Wir haben in den Sommermonaten nichts Wesentliches an unserer Strategie geändert. Eine Ausnahme bilden unsere Positionen in isländischen Kronen und rumänischen Lei, die wir aufgrund der positiven Kursentwicklung aufgelöst haben. Beide Länder weisen hohe Überschüsse in der Leistungsbilanz auf, die Währungen haben aufgewertet. Wir sehen nicht mehr viel Spielraum für weitere Aufwertungen, da diese Überschüsse auf etwas wackligen Beinen stehen.

Die Staatsanleihen der Euro-Kernländer (Deutschland, Frankreich, Niederlande) machen etwa 35% des Portfolios aus.
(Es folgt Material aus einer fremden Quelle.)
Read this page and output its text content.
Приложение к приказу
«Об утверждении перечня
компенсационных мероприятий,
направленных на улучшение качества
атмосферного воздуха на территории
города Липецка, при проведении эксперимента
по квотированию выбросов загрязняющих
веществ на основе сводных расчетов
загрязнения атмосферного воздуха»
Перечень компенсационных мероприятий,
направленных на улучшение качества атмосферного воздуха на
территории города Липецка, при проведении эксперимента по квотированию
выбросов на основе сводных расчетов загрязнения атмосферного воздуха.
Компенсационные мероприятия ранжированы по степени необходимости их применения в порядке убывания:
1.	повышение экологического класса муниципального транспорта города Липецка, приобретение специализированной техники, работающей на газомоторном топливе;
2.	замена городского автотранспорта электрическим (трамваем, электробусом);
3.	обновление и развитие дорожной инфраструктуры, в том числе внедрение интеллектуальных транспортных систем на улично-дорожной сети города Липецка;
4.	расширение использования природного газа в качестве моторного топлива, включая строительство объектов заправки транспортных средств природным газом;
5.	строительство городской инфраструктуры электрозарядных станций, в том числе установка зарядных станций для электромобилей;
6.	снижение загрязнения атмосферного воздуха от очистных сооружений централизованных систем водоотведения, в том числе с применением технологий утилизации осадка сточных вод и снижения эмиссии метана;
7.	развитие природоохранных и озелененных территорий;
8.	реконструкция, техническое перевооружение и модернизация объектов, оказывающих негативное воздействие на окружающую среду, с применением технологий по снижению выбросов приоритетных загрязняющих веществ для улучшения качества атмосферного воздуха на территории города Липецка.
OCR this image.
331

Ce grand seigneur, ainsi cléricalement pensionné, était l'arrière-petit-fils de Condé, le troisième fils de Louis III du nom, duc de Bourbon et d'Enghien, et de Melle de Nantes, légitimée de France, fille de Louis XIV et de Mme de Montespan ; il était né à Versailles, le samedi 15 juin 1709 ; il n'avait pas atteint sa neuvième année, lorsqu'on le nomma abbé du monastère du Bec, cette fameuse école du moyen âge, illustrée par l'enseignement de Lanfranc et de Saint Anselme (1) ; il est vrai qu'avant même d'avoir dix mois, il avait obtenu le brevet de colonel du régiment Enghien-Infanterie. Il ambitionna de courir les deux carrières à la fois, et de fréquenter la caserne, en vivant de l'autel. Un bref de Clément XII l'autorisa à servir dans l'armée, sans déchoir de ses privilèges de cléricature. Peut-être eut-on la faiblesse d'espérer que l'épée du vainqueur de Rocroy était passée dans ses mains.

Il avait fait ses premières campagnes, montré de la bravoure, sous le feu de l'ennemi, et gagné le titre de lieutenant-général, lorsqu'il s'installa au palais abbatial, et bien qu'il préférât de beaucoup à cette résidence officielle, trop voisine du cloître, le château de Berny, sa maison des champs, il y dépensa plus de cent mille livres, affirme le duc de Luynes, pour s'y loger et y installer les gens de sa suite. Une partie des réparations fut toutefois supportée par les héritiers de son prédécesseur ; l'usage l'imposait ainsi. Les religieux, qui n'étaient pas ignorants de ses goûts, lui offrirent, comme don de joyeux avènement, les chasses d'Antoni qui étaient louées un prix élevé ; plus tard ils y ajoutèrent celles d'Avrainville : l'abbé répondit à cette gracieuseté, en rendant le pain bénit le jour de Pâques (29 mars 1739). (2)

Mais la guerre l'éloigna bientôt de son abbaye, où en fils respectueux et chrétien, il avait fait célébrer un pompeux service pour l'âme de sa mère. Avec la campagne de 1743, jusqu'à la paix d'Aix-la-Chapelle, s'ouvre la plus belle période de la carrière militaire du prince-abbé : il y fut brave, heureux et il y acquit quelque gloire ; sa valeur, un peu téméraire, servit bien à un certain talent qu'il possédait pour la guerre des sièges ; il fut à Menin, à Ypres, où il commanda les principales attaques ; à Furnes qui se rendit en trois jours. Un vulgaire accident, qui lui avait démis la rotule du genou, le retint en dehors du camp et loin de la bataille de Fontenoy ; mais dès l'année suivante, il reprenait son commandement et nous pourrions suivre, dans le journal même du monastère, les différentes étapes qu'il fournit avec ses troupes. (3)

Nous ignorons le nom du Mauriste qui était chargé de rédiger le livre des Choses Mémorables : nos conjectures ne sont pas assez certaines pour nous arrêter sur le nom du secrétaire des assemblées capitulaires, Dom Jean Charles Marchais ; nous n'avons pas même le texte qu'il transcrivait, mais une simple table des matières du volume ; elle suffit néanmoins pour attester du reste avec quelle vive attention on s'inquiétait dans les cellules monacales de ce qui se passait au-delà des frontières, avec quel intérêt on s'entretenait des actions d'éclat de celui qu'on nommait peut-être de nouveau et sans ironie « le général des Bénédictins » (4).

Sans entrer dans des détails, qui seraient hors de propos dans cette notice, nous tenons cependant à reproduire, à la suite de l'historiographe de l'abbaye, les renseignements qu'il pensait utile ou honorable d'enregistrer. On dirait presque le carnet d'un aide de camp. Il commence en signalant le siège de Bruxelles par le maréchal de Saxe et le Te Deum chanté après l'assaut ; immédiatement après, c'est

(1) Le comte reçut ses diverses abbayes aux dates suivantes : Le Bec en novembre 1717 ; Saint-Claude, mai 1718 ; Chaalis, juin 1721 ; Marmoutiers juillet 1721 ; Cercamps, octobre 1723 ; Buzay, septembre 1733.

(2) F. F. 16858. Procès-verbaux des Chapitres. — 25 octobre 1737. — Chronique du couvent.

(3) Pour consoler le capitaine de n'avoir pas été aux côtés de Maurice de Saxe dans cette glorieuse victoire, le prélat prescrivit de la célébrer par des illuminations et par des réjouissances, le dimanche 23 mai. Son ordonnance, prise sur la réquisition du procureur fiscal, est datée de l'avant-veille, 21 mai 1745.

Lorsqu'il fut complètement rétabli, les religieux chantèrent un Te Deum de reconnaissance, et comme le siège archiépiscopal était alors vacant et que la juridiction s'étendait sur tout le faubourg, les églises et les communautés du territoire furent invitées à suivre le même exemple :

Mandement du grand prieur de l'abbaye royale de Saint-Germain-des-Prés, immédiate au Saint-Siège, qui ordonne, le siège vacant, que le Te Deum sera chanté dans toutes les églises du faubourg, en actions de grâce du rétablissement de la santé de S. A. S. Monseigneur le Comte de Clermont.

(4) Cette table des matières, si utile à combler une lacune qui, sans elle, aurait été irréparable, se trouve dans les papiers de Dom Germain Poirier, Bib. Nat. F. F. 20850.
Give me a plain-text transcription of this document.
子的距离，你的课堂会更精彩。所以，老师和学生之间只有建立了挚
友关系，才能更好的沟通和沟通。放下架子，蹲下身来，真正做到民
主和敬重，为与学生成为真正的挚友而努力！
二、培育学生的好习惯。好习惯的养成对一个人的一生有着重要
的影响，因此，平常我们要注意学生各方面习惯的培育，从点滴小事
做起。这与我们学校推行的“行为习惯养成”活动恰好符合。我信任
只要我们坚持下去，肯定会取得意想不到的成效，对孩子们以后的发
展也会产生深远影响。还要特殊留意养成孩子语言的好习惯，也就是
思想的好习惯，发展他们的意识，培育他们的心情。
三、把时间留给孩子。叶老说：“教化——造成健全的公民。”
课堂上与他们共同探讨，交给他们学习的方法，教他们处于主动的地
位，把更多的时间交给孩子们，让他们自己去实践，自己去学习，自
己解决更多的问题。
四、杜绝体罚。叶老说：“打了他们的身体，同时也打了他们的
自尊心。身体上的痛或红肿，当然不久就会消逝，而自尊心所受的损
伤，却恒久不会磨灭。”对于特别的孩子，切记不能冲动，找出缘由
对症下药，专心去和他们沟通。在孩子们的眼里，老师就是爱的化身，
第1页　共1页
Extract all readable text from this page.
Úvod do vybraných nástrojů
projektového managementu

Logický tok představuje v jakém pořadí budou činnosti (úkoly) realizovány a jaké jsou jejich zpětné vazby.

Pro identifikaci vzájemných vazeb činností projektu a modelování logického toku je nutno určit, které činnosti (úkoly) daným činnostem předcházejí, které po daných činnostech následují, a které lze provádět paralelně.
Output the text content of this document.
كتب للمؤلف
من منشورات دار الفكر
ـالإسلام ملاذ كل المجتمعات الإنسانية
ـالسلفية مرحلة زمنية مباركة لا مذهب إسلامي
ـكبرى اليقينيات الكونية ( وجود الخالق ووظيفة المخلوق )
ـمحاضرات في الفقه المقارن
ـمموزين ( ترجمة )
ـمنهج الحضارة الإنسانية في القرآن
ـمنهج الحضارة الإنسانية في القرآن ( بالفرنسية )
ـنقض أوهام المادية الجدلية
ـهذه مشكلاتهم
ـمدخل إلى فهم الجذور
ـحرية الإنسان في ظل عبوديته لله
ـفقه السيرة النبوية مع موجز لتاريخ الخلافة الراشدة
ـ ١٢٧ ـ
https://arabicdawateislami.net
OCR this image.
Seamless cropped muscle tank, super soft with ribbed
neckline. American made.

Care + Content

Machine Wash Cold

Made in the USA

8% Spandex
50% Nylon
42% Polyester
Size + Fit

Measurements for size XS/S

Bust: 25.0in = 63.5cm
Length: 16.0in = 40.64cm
Wir halten bewusst keine italienischen und spanischen Anleihen. Wir erwarten zwar nicht, dass eines dieser Länder die Währungsunion in nächster Zeit verlässt, glauben aber nicht, dass die damit verbundenen Risiken hinreichend entlohnt werden.

Wir halten an unserem High-Yield-Anteil von 12% des Portfolios fest. Dabei geht es um langjährige Positionen, die wir halten, da wir an die individuellen Unternehmen glauben. Wir denken nicht, dass es in den betreffenden Branchen zu einem deutlichen Anstieg der Zahlungsausfälle kommen wird. Auch wenn wir davon ausgehen, dass die Renditeaufschläge gegenüber Staatsanleihen zumindest aus historischer Sicht sehr eng sind, sind wir zuversichtlich für die langfristigen Wirtschaftsaussichten in Europa. Wir haben unsere Investments in hochverzinslichen Anleihen allerdings nicht erhöht, da viele der Neuemissionen in diesem Bereich relativ teuer sind.

Die Duration liegt unterhalb der Benchmark, entsprechend unserer Erwartung, dass die Zinsen in der Eurozone steigen werden. Ein Ende des Zinserhöhungszyklus ist unserer Auffassung nach erst in etwa 12 Monaten abzusehen.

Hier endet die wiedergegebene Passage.